Il ne faut pas se hâter cependant de crier victoire : le fléau décroît chaque jour, mais dure encore, et on ne peut malheureusement contester la nécessité de mesures exceptionnelles pour le combattre énergiquement. Ces rigueurs ont diminué toutefois sous le commandement du général La Marmora; l’on n’a plus fusillé, depuis son avènement, que les brigands pris les armes à la main, et le parlement italien, en exigeant la formation de conseils de guerre appelés à juger tous les prisonniers, a fort diminué le nombre des condamnations capitales[2]. Tout porte à croire que le système des jugemens militaires sera bientôt abandonné. C’est à la cause permanente du mal qu’il importe de s’attaquer, si l’on veut abréger la lutte, et pour atteindre ce but il faut autre chose qu’une vaillante armée et une répression vigoureuse; il faut une œuvre de civilisation et de moralisation que l’unité italienne est seule capable d’accomplir. La misère, l’ignorance, voilà ses véritables ennemis, et c’est à l’Italie seule qu’il appartient de les détruire. Pourquoi n’a-t-elle point réussi encore dans l’œuvre commencée? Essayons de l’expliquer.

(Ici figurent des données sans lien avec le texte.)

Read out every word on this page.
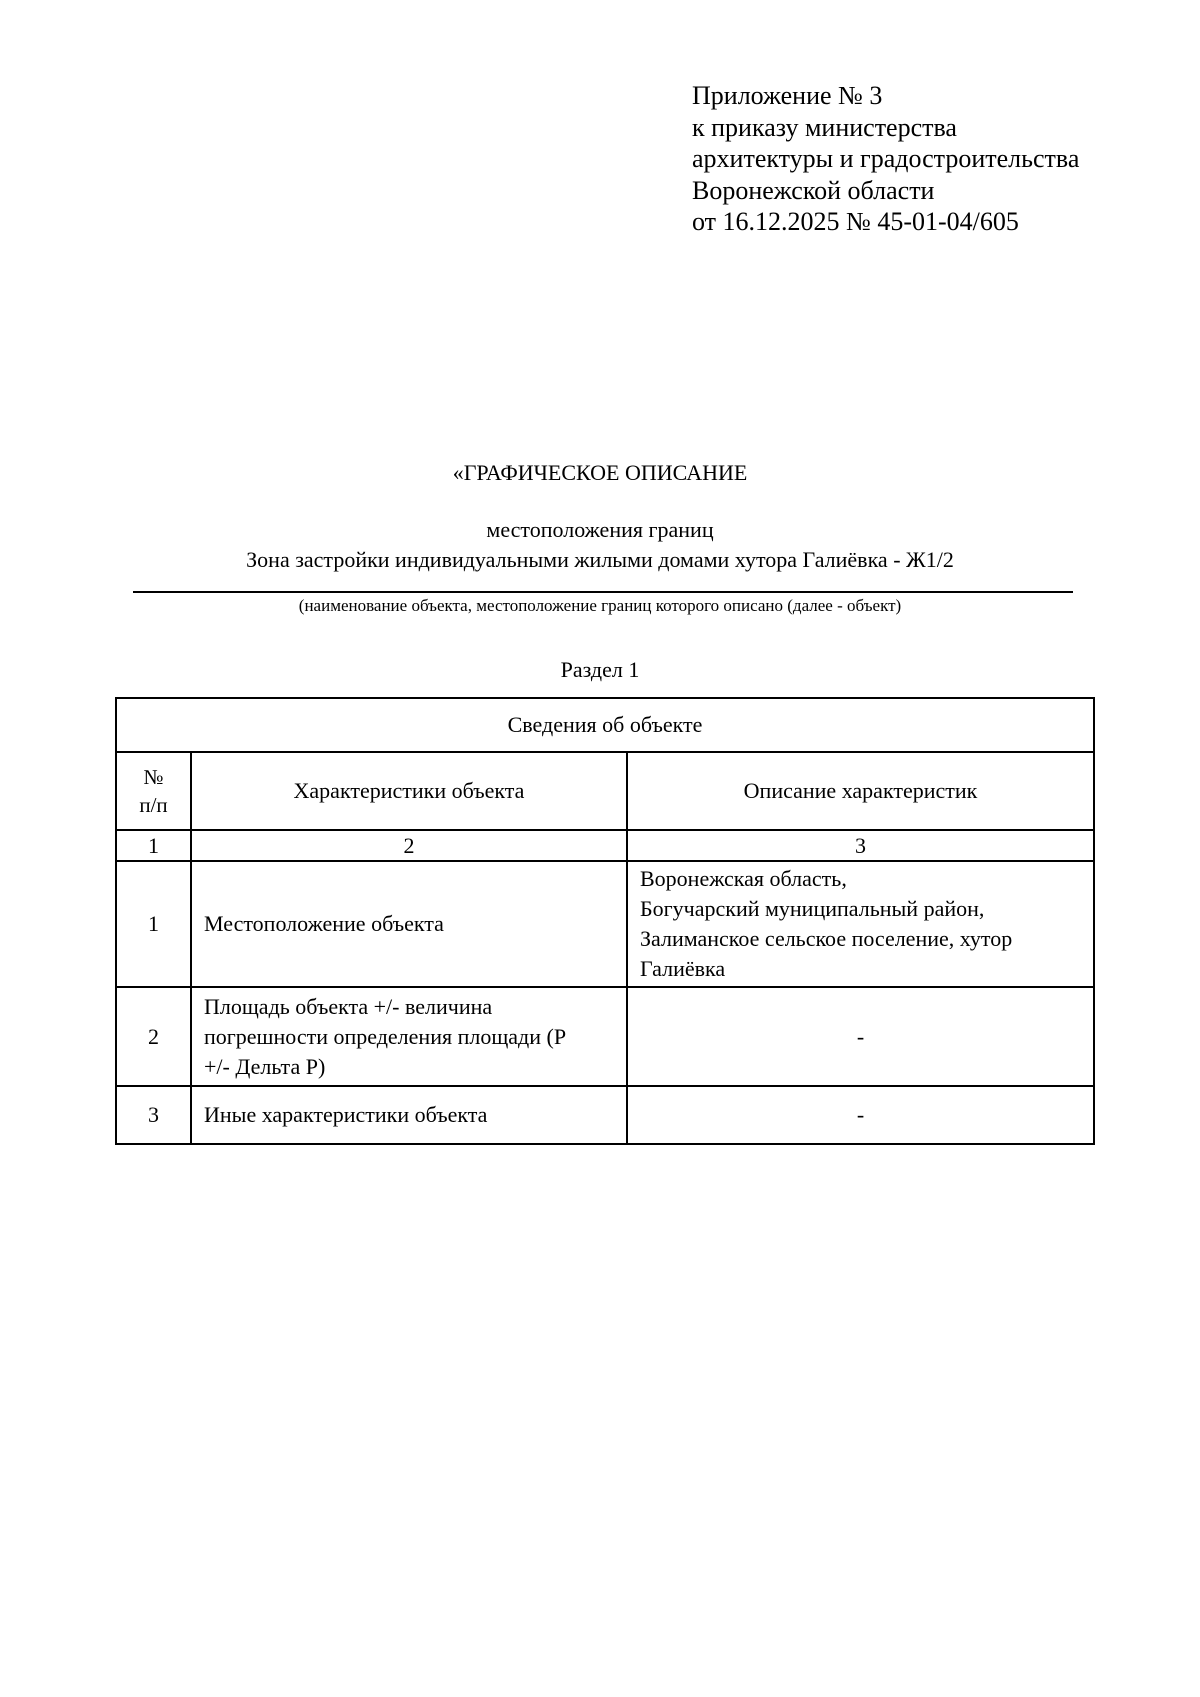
Приложение № 3
к приказу министерства
архитектуры и градостроительства
Воронежской области
от 16.12.2025 № 45-01-04/605
«ГРАФИЧЕСКОЕ ОПИСАНИЕ
местоположения границ
Зона застройки индивидуальными жилыми домами хутора Галиёвка - Ж1/2
(наименование объекта, местоположение границ которого описано (далее - объект)
Раздел 1
Сведения об объекте		

№
п/п	Характеристики объекта	Описание характеристик
1	2	3
1	Местоположение объекта	Воронежская область,
Богучарский муниципальный район,
Залиманское сельское поселение, хутор
Галиёвка

2	Площадь объекта +/- величина
погрешности определения площади (P
+/- Дельта P)	-
3	Иные характеристики объекта	-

Lorsqu’il s’établit à Naples, à la fin de 1860, le gouvernement italien se trouva fort embarrassé. Il succédait à une révolution inachevée qu’il devait à la fois arrêter et accomplir. Cette œuvre double, qu’il poursuivit longtemps à travers toute sorte de difficultés et de trop visibles perplexités, l’empêcha de trouver d’un côté ou de l’autre un appui solide, et souleva contre lui le parti de l’action et celui de la réaction. Ce n’est pas tout, et il y eut un motif plus sérieux de mécontentement chez les populations méridionales, qui virent bientôt une sorte de malentendu dans le plébiscite. Les Italiens et les Napolitains ne s’étaient pas compris. Les Napolitains avaient vu dans Garibaldi un sauveur qui venait les affranchir des Bourbons et leur apporter la liberté et le bien-être. Les Italiens suivaient une idée patriotique rêvée dès le moyen âge, dès l’anti-

  1. Victor-Emmanuel, qui est venu l’inaugurer solennellement, a pu traverser toutes les provinces les plus ravagées l’an dernier sans rencontrer un seul malfaiteur embusqué dans les bois pour l’attendre. Du Tronto jusqu’à Naples, le chemin parcouru par le cortège royal était peuplé comme une rue immense, et des groupes de paysans armés s’y montraient à chaque pas. Les ministres étrangers qui étaient du voyage regardaient avec surprise, et peut-être même avec un peu d’inquiétude, ces milliers de fusils qui auraient pu partir par mégarde ou en signe de joie et envoyer une grêle de balles dans la voiture du souverain. Il n’arriva rien de pareil, et d’un bout à l’autre de ce pays de brigands les multitudes armées s’écrièrent d’une seule voix, presque sans interruption : « Vive Victor-Emmanuel! vive l’Italie! »
  2. Le rapport de M. Massari compte 1,038 exécutions depuis l’explosion du brigandage.